When I was young, I got in some trouble. Basic kid on drugs stuff. No capital crimes here but also some fairly serious stuff I was lucky to survive, most I never got caught doing. More than a few times when I did get caught, I can clearly recall my mother making vague statements like “I was young once too, and if only you knew the kind of trouble, I got in.” She never once elaborated on what she meant, and I certainly do recall inquiring of her to expand on the details. No doubt because she knew that it would be something I would have latched on to and remind her of at key moments. I had no idea at the time what she was talking about. But I remember wondering what it was.

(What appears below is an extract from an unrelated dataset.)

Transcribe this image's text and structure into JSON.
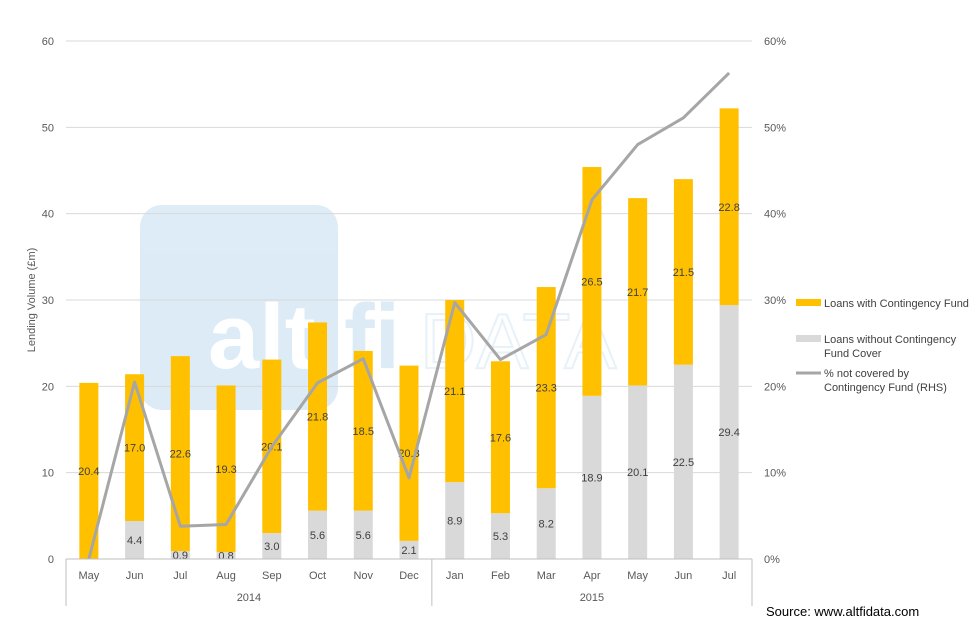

What she could had she done that she thought she could not share, and would top the folly of my youth? While I was curious, I also thought that she was probably embellishing her past for my benefit. I was wrong.

 

A few years back, someone who knew of the story told me about the time my mom was involved as a passenger in the unauthorized use of a fighter jet and was briefly accused of espionage. Mic Drop. This must be the “if only you knew story.” Every time I think of it, I laugh to myself. I recall here with fondness.

 

The story goes that well before she met my father, she was briefly dating a fighter pilot while in her late teens. One night, he brought her on to the military base, put her in a flight suit and snuck her on to a fighter jet to give her a view of Chicago at night for an unscheduled joyride. Not sure if she talked him into it or it was his bright idea, but off they went to see the windy city from the air at night. 

 

Of course, they got caught. Apparently, the United States Air Force frowns on such things. Because the cold war was in full swing, there were likely a lot of concerns at the time about espionage and what the Russians were doing and how they were trying to steal our military secrets. The USAF scrambled a few jets to escort them back to the base and face the music. As the facts came out, espionage charges went away as I am sure it was clear other motivations were in play. I can only speculate what happened to that pilot or if either of them thought it had been worth it. I would give almost anything to have had that conversation with her as an adult.

 

What I would have given to ask her about it or how her father, my grandfather reacted when he got the call about his daughter. I can only imagine. I can actually see in my mind’s eye my grandfather’s face turning red and him curing like the Irishman he was. Had I known the story before he passed and we also had a chance to discuss, I also have no doubt he would have shared a hearty laugh over the whole thing too, but he died when I was a teen.

 

Mom, you were quite wise to never tell us kids this story. Had I known of it, there is not a shred of doubt that I would have pulled it out at a key moment to throw back at you. Of course, I would have said, “mom, it is not half as bad as flying in a military jet without authorization off a miliary base and facing an espionage charge.” In hindsight this may have backfired and led to additional loss of privileges for an extended period of time. It would have still come out of my mouth, in part because the apple does not fall far from the tree and in part to the lack of executive functioning that comes with a not fully developed brain in youth.

 

How we might have laughed about this if you had lived longer. What might have been was not to be in the end, but I am grateful for what you did for me as you could. No instructions came with me and could have possibly prepared you for what unfolded after I arrived on the scene. For the record, had the tables been turned, I would have gone for the ride in the jet too, mom. I hope you are smiling right now, and yes mom, at least I never got on a military jet flown without authorization and accused of espionage.   

 

Grateful I can look back in time and laugh. What are you grateful for today?